Starbird was not the only researcher with insights into how and where mis- and disinformation are likely to surface in 2024. Eviane Leidig, a postdoctoral fellow at Tilburg University in the Netherlands, described another conduit where “personal radicalization and recruitment narratives” increasingly were found: influencer-led lifestyle websites. Personal testimonials can veer into political extremism.

Many factors shape beliefs, identity, community and a sense of belonging, said Cristina López G., a senior analyst at social media mapping firm Graphika, during her presentation on rabid online fandoms.

“Fandoms are really microcosms of the internet,” said López G, who studied arguments among Taylor Swift factions. “Their members are driven by the same thing as every internet user, which is just establish their dominance, and safeguard their community beliefs, and beliefs become really closely tied to who they are online ... who they identify as online.”

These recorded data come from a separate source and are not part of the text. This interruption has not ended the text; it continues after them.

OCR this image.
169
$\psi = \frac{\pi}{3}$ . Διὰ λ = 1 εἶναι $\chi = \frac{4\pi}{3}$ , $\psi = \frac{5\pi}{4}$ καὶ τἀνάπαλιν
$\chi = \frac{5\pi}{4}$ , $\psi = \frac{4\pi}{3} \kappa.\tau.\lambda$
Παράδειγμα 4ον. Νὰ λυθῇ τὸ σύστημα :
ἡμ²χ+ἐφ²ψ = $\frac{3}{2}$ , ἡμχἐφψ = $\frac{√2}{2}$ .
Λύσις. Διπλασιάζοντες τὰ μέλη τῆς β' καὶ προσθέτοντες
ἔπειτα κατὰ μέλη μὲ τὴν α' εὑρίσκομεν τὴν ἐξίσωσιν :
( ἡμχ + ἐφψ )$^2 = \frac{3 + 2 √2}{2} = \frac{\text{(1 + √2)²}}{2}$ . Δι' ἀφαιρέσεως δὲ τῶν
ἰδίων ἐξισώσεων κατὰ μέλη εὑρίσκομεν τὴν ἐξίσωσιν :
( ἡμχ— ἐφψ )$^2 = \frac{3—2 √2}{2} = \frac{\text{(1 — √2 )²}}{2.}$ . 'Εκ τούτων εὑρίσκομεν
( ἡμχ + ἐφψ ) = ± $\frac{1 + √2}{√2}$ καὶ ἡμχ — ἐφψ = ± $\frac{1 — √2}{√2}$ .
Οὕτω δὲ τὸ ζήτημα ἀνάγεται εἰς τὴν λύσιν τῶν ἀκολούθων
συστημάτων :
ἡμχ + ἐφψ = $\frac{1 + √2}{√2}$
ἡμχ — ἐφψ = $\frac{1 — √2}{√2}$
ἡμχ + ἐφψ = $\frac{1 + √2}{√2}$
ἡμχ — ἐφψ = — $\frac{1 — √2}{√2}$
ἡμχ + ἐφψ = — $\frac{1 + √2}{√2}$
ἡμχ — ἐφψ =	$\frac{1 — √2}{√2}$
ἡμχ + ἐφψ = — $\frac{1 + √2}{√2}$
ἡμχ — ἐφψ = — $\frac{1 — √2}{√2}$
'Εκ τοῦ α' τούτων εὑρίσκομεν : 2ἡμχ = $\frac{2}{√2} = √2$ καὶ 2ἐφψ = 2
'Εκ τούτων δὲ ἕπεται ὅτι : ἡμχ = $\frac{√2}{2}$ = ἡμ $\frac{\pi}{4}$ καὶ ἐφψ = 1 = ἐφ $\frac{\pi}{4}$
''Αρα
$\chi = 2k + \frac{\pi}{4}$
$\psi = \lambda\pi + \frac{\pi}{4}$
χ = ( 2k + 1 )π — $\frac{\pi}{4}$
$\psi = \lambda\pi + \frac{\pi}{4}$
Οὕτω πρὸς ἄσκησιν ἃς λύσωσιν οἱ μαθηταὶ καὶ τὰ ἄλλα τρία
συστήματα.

Those factors make changing minds more complicated than just presenting facts.

“What this means is that real-world events do very little to change this belief,” she concluded, adding this dynamic applied to politics. “If you change beliefs, you’re no longer part of that community. ... So, it’s not really, ‘what’s real?’ and ‘what’s not?’ It’s really the friends we’ve made along the way.”

“Once you begin to see this phenomenon through that lens [where disinformation is participatory and tribal], you realize it’s everywhere,” Starbird said.

The best hope was that people in their communities, who Leidig called “counter-influencers,” would speak out and slow deceptions from going viral. The election world calls that strategy finding “trusted voices.” But even if such voices are found and communicate to the “people who need to hear them,” as Benson put it, there’s no guarantee that they will be heeded — for all the reasons cited by the scholars.

Still, Starbird ended her Stanford address with a “call to action” in 2024.

“We’re not going to solve the problem with misinformation, disinformation, manipulation … with one new label, or a new educational initiative, or a new research program,” she said. “It’s going to have to be all of the above.”

This article was produced by Voting Booth, a project of the Independent Media Institute.